The cell has a backup system for catching some of these mistakes. A surveillance mechanism called nonsense-mediated decay detects transcripts where splicing errors have introduced premature stop signals. Introns actually play a role in this detection: proteins deposited at exon-exon junctions during splicing serve as markers. If one of these markers sits too far downstream of a stop signal, the cell recognizes the transcript as defective and destroys it.
Why Introns Exist at All
If introns are just going to be removed, why does the cell bother with them? The energy cost of copying and precisely excising introns is significant, yet they’ve persisted across hundreds of millions of years of evolution, which implies they provide real advantages.
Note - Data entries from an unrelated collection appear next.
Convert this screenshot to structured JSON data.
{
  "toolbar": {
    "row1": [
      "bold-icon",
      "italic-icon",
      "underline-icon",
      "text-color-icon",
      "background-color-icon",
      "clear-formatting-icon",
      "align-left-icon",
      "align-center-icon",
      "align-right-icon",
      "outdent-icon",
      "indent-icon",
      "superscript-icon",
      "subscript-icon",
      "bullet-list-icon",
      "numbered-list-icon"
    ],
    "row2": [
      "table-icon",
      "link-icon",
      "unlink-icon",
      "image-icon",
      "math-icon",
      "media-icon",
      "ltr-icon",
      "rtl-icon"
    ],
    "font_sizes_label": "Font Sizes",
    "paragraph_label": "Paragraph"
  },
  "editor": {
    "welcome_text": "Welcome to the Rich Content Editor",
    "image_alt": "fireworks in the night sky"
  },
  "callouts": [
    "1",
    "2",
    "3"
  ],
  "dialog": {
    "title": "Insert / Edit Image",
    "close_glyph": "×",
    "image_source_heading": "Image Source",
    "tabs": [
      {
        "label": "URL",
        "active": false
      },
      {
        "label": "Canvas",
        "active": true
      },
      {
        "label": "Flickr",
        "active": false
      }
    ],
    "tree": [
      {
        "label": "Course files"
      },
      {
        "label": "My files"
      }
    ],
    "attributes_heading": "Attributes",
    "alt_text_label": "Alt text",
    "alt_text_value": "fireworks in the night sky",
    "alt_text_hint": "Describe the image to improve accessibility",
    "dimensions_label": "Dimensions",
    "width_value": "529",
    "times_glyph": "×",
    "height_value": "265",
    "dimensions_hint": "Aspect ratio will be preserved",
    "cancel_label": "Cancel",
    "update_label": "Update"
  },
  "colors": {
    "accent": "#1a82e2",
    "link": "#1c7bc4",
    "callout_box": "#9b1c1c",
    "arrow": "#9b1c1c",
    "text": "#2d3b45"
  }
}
The most important benefit is protein diversity. Alternative splicing, where different combinations of exons are included or excluded, allows a single gene to produce multiple protein variants. Introns are the spacers that make this flexibility possible. Beyond that, introns boost gene expression. Experiments have shown that genes containing introns can produce up to 400 times more protein than identical genes with their introns removed. Introns also contain sequence elements needed for correct transcription initiation and termination, and intron-bearing transcripts are preferentially shuttled to the cytoplasm where proteins are made.
Prokaryotes (bacteria and similar organisms) took a different evolutionary path. Their mRNA is translated directly without splicing, and their genomes are largely intron-free. The prevailing explanation is that prokaryotes’ large population sizes created strong selective pressure to streamline their genomes, while eukaryotes retained and co-opted introns for regulatory purposes.